In the UK, for example, in 1990 Parliament voted into law the Human Fertilisation and Embryology Act, which established the HFEA. The HFEA was created to regulate and license clinics conducting any infertility treatment involving the use and creation of embryos outside the body, any treatment involving the use of donated gametes, the storage of any gametes or embryos and research on human embryos. The HFEA was also given the important function of maintaining registers of information about donors, treatments and children born as a result of those treatments (Brinsden, 1993
).
An integral part of monitoring is the establishment of national and international ART registers to which all centres conducting ART should be required to submit treatment and outcome data. This is an excellent way to make results transparent and enable prospective users to choose the best centre.
There are several European registers, for example, FIVNAT (France), the Deutsches IVF Register (Germany) and the HFEA register (UK). In most cases, however, external auditing is lacking and therefore their accuracy and completeness may be questionable. There is growing momentum for national and regional registries on ART. In many countries, this is still voluntary, but Germany and Belgium are leading the way in making this procedure mandatory.

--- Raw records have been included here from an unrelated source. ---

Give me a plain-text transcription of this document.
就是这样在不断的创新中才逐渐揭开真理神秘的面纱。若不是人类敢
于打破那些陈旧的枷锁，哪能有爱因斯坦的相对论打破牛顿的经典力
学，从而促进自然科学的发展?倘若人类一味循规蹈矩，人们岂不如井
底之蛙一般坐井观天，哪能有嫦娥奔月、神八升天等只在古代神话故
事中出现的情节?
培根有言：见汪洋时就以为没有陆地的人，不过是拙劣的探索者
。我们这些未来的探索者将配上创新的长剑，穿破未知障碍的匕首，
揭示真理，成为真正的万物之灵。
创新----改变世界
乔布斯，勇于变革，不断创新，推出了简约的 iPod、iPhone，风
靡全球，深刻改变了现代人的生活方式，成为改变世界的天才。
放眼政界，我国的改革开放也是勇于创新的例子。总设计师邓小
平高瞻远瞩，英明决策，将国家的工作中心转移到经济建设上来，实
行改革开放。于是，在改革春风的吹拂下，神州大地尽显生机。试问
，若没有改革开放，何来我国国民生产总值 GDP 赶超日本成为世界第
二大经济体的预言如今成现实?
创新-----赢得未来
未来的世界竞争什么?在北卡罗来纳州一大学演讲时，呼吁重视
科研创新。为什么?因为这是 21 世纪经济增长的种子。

| International registers |
|---|
Since ART centres have been established in all industrialized countries, an International Working Group for Registers of Assisted Reproduction was established in 1991. The first results were presented the same year in Paris; thereafter, biannual reports have been published (Cohen, 2001
In the USA, similar data are published by the Society for Assisted Reproductive Technology (SART) and the American Society for Reproductive Medicine (ASRM) (SART/ASRM, 2002
). A bill has been proposed by Senator Ron Wyden to establish a national registry at the Centers for Disease Control (CDC).
Since 1990, the Latin American Registry on Assisted Reproduction (RLA) (Zegers-Hochschild et al., 2000
) has published annually a regional registry, which includes >90% of all procedures performed from Mexico in the North to Chile in the South. The most recent report includes procedures initiated during 2001 and babies born up to September 2002.